Credit due at the Court
After all the hype it was a surreal experience to walk back in to Earls Court and find a credible new boat show ready and waiting. I’ve got to admit that there were a number of occasions when I thought it was never going to happen. The last time was only a matter of weeks before the event was due to open. I’d made the trip over to Earls Court to meet with James Brooke, the instigator of the whole project, to find out what he had in store for us.
I’d expected to find an army of planners and contractors buzzing around the exhibition halls with lists, floorplans and stand designs as James held court like a monarch in waiting. What I actually found were two vast empty halls and an exhausted and surprisingly timid bloke with a haunted look in his eyes. He did his best to explain his vision for the show but when I pushed him for details of exhibitor lists and attractions, I was surprised by the lack of finite substance. I genuinely thought he might have bitten off more than he could chew.
I am pleased to admit that I was wrong. The Earls Court show wasn’t perfect, far from it, but it was there. So was James Brooke, looking slightly uncomfortable as he stumbled through his opening speech about the iconic Earls Court venue with its “flooded Olympic swimming fool” (sic). I caught up with him a few hours later at the Whyte & Mackay bar and the look of relief on his face was almost palpable. He was there with his wife and kids enjoying the event just like the archetypal boating family he was hoping the show would attract.
Those who did come seemed to enjoy it. Attractions like the wakeboarding pool, where teenagers with board shorts around their ankles leapt from one overgrown paddling pool to the next while showering onlookers with their wake, provided real entertainment for family members more interested in a fun day out than snapping up a cheap pair of mooring lines.

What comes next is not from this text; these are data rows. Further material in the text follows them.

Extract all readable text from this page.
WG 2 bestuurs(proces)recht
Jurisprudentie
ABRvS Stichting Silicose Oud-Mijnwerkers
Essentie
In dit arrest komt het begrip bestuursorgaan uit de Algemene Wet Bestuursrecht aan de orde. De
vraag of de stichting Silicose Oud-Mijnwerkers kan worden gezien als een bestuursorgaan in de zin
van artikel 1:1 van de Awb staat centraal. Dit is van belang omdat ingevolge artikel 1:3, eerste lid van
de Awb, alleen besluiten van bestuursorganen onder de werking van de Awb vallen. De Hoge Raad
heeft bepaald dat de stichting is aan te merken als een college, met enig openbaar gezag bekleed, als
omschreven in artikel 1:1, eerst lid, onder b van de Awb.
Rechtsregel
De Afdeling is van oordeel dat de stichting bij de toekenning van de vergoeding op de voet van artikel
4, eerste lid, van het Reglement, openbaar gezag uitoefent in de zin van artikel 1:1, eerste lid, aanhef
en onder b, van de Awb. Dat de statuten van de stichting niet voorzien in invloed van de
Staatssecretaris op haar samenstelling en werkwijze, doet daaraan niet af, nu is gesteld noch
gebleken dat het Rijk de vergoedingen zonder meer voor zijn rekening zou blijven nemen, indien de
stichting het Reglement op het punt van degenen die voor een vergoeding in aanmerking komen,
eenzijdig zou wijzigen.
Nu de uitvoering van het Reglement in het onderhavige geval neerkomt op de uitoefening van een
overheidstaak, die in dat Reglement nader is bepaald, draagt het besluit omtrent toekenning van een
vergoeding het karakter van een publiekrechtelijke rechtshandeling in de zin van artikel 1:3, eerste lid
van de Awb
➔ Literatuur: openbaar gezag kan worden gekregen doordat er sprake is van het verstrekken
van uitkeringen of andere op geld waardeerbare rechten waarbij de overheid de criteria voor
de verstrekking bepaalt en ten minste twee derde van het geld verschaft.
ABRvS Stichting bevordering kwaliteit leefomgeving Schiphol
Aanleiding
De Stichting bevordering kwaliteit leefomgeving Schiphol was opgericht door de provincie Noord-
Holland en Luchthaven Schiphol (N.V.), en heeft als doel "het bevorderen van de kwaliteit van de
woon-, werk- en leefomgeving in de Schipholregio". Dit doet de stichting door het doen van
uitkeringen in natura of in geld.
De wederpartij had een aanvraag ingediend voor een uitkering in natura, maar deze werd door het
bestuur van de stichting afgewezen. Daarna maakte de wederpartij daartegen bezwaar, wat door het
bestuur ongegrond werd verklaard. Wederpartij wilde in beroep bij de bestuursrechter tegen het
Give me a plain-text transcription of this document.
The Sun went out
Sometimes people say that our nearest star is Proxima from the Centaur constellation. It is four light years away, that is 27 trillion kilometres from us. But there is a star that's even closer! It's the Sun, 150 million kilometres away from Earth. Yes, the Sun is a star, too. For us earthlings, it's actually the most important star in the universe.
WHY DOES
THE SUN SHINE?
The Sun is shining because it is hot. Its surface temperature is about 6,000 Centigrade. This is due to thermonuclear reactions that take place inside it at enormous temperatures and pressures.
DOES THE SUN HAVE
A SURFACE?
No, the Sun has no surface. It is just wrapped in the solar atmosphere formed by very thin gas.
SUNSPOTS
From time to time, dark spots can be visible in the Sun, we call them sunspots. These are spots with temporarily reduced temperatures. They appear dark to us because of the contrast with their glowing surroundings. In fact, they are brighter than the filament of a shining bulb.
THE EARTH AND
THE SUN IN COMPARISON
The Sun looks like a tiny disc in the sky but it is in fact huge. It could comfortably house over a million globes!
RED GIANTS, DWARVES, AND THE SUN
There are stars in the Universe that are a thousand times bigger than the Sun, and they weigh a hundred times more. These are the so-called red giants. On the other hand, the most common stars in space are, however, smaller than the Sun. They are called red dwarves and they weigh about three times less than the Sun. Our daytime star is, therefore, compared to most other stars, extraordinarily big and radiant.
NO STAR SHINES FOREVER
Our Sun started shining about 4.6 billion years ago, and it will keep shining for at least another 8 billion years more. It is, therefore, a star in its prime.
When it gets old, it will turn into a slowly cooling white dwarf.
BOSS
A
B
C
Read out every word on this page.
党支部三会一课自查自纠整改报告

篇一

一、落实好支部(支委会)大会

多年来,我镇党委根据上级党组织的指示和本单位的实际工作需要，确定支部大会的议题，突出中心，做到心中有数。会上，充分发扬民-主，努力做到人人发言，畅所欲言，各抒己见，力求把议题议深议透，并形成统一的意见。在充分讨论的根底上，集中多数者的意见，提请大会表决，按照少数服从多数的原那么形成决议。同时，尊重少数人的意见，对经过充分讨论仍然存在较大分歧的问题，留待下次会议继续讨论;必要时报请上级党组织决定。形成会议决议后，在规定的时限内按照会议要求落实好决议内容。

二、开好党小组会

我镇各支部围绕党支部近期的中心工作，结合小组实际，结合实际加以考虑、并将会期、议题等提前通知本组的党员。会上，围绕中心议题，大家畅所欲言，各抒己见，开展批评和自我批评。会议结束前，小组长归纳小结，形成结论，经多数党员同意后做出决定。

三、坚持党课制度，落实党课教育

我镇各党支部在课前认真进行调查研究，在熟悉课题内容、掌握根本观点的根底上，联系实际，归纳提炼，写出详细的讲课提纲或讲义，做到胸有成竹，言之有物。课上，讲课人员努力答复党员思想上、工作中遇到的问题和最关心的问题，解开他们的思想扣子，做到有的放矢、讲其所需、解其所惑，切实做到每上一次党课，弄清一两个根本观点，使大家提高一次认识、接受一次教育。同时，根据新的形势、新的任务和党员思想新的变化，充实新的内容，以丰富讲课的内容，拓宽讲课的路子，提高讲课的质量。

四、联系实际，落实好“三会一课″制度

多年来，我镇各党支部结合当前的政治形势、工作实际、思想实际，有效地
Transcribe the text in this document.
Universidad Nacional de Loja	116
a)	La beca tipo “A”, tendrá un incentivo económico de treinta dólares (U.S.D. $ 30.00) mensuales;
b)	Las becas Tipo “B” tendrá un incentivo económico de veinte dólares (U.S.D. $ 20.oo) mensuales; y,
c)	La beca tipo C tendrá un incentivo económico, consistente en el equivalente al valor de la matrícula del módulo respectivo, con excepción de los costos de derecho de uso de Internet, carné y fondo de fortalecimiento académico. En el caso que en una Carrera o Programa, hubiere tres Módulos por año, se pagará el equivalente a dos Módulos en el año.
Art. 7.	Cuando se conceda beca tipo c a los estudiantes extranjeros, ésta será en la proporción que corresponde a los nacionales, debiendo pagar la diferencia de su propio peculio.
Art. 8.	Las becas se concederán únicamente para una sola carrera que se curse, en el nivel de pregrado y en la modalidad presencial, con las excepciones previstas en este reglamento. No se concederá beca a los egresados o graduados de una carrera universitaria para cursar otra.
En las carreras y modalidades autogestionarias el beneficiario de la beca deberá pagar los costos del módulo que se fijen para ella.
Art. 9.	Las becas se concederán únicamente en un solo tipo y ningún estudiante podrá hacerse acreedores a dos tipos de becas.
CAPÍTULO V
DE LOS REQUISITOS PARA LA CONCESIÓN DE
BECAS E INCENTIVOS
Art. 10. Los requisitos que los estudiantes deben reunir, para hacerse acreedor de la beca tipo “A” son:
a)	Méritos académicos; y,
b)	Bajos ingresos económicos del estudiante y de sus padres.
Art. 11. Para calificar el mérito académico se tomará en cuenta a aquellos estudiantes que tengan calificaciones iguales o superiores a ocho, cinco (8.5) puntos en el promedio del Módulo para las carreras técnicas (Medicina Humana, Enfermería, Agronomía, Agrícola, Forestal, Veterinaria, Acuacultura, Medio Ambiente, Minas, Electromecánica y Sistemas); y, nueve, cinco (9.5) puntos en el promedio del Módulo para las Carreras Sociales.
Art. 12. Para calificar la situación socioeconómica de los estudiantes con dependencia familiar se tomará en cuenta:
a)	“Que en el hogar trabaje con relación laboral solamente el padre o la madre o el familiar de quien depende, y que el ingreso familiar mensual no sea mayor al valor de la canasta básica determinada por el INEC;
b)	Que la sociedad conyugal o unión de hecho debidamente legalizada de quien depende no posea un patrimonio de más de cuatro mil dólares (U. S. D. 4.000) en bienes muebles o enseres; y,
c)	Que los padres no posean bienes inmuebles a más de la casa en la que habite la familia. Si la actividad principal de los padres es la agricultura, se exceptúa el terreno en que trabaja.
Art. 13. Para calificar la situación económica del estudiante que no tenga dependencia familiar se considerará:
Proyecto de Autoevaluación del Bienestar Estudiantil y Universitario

It could have done with a few more boats and a lot more visitors to fill out the optimistically wide walkways and eclectic mix of exhibitors, but in a strange way that’s also what made it so appealing. Those who did go could browse at their leisure, exhibitors welcomed passers-by onto their stands like passing royalty, and small-boat manufactures – who barely even get noticed at larger boat shows – were suddenly the big fish in a much smaller pond. I asked one exhibitor of US sportsboats and cruisers whether he’d be back again next year and his reply summed it up rather neatly: “Yes, but only if Sunseeker promise not to come.”